Vectary vs. Spline vs. Blender
Vectary is the right tool when the output is a product visualization, AR experience, or embeddable configurator — especially when CAD files are the starting point and the end user is a non-specialist designer. Spline is stronger for interactive 3D in web UI and marketing animation, and has deeper Webflow integration; if the use case is a 3D hero animation or scroll-triggered motion on a marketing site, Spline is the more natural fit. Neither Vectary nor Spline competes with Blender for actual 3D production work — Blender is free, industry-standard, and capable of sculpting, rigging, and rendering pipelines that Vectary has no equivalent for. The honest framing: Vectary and Spline are publishing platforms for 3D content, while Blender is a production tool. A team serious about 3D typically uses Blender upstream and Vectary or Spline to get the output onto the web.
Pricing
Vectary runs on a freemium model. The Free plan allows basic 3D design but adds Vectary branding to all shared links and restricts file export. The Pro plan ($15/month annually, $19/month) is the entry point for clean, unbranded sharing and export access. The Grow plan adds team management, custom roles, and private link sharing for multi-person marketing teams. The Business plan — the tier that makes sense for manufacturing and enterprise e-commerce — adds CAD import, the Viewer API for custom embed integrations, linked databases for product configurators, and an offline mobile Viewer App. The Education plan is free for verified students and teachers. Two pricing details worth flagging: the Image to 3D GenAI feature has per-cycle usage caps at every tier, and plan downgrade or lapse immediately locks the workspace and breaks all live embeds.
Vectary in the Fractional Design Context
Vectary expertise rarely appears as a standalone job requirement — it surfaces alongside Webflow, Shopify, or general 3D modeling in roles where the deliverable is an interactive product page or AR campaign asset. The companies hiring for this combination are most commonly D2C brands, consumer electronics companies, and manufacturing firms with a digital sales motion. A fractional 3D designer who knows both Blender (for production-quality source assets) and Vectary (for web-ready publishing and AR) covers significantly more ground than someone who knows one or the other.

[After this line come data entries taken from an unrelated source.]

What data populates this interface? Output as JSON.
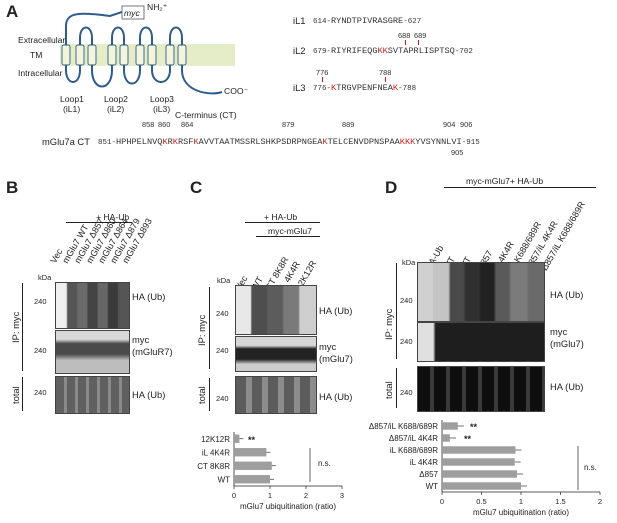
{
  "panels": {
    "A": "A",
    "B": "B",
    "C": "C",
    "D": "D"
  },
  "panelA": {
    "extracellular": "Extracellular",
    "tm": "TM",
    "intracellular": "Intracellular",
    "myc": "myc",
    "nh2": "NH₂⁺",
    "coo": "COO⁻",
    "loop1": "Loop1",
    "loop1b": "(iL1)",
    "loop2": "Loop2",
    "loop2b": "(iL2)",
    "loop3": "Loop3",
    "loop3b": "(iL3)",
    "cterm1": "C-terminus (CT)",
    "il1_name": "iL1",
    "il1_start": "614-",
    "il1_seq": "RYNDTPIVRASGRE",
    "il1_end": "-627",
    "il2_name": "iL2",
    "il2_pos1": "688",
    "il2_pos2": "689",
    "il2_start": "679-",
    "il2_pre": "RIYRIFEQG",
    "il2_red": "KK",
    "il2_post": "SVTAPRLISPTSQ",
    "il2_end": "-702",
    "il3_name": "iL3",
    "il3_pos1": "776",
    "il3_pos2": "788",
    "il3_start": "776-",
    "il3_red1": "K",
    "il3_mid": "TRGVPENFNEA",
    "il3_red2": "K",
    "il3_end": "-788",
    "ct_name": "mGlu7a CT",
    "ct_start": "851-",
    "ct_seq_a": "HPHPELNVQ",
    "ct_k1": "K",
    "ct_r1": "R",
    "ct_k2": "K",
    "ct_r2": "R",
    "ct_seq_b": "SF",
    "ct_k3": "K",
    "ct_seq_c": "AVVTAATMSSRLSHK",
    "ct_k4": "P",
    "ct_seq_d": "SDRPNGEA",
    "ct_k5": "K",
    "ct_seq_e": "TELCENVDPNSPAA",
    "ct_k6": "KKK",
    "ct_seq_f": "YVSYNNLVI",
    "ct_end": "-915",
    "ct_positions": [
      "858",
      "860",
      "864",
      "879",
      "889",
      "904",
      "906",
      "905"
    ]
  },
  "panelB": {
    "header": "+ HA-Ub",
    "lanes": [
      "Vec",
      "mGlu7 WT",
      "mGlu7 Δ857",
      "mGlu7 Δ860",
      "mGlu7 Δ864",
      "mGlu7 Δ879",
      "mGlu7 Δ893"
    ],
    "kda": "kDa",
    "ip": "IP: myc",
    "total": "total",
    "mw": [
      "240",
      "240",
      "240"
    ],
    "blot_labels": [
      "HA (Ub)",
      "myc",
      "(mGluR7)",
      "HA (Ub)"
    ]
  },
  "panelC": {
    "header1": "+ HA-Ub",
    "header2": "myc-mGlu7",
    "lanes": [
      "Vec",
      "WT",
      "CT 8K8R",
      "iL 4K4R",
      "12K12R"
    ],
    "kda": "kDa",
    "ip": "IP: myc",
    "total": "total",
    "mw": [
      "240",
      "240",
      "240"
    ],
    "blot_labels": [
      "HA (Ub)",
      "myc",
      "(mGlu7)",
      "HA (Ub)"
    ],
    "sig": "**",
    "ns": "n.s."
  },
  "panelD": {
    "header": "myc-mGlu7+ HA-Ub",
    "lanes": [
      "HA-Ub",
      "WT",
      "WT",
      "Δ857",
      "iL 4K4R",
      "iL K688/689R",
      "Δ857/iL 4K4R",
      "Δ857/iL K688/689R"
    ],
    "kda": "kDa",
    "ip": "IP: myc",
    "total": "total",
    "mw": [
      "240",
      "240",
      "240"
    ],
    "blot_labels": [
      "HA (Ub)",
      "myc",
      "(mGlu7)",
      "HA (Ub)"
    ],
    "sig1": "**",
    "sig2": "**",
    "ns": "n.s."
  },
  "chart_data": [
    {
      "type": "bar",
      "orientation": "horizontal",
      "categories": [
        "12K12R",
        "iL 4K4R",
        "CT 8K8R",
        "WT"
      ],
      "values": [
        0.15,
        0.9,
        1.05,
        1.0
      ],
      "xlabel": "mGlu7 ubiquitination (ratio)",
      "xticks": [
        "0",
        "1",
        "2",
        "3"
      ],
      "xlim": [
        0,
        3
      ],
      "color": "#9e9e9e"
    },
    {
      "type": "bar",
      "orientation": "horizontal",
      "categories": [
        "Δ857/iL K688/689R",
        "Δ857/iL 4K4R",
        "iL K688/689R",
        "iL 4K4R",
        "Δ857",
        "WT"
      ],
      "values": [
        0.2,
        0.1,
        0.93,
        0.92,
        0.95,
        1.0
      ],
      "xlabel": "mGlu7 ubiquitination (ratio)",
      "xticks": [
        "0",
        "0.5",
        "1",
        "1.5",
        "2"
      ],
      "xlim": [
        0,
        2
      ],
      "color": "#9e9e9e"
    }
  ]
}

Ramp time is short: designers with Figma or Sketch experience can produce working scenes within a few hours, and the documentation is solid enough that a fractional hire can be productive within two to three days. No certifications exist, which means the practical test during hiring is a portfolio of live embeds or AR demos rather than a credential.
The Bottom Line
Vectary occupies a specific and defensible niche: it's the fastest path from a CAD file or product photo to an embeddable, AR-ready 3D experience on a live website — and no direct competitor matches that end-to-end workflow without more technical setup. For hiring managers, Vectary on a candidate's resume signals a designer who works at the intersection of 3D, web publishing, and e-commerce — someone who can own the full product visualization workflow without an engineering dependency. Just treat the subscription like infrastructure before you go live.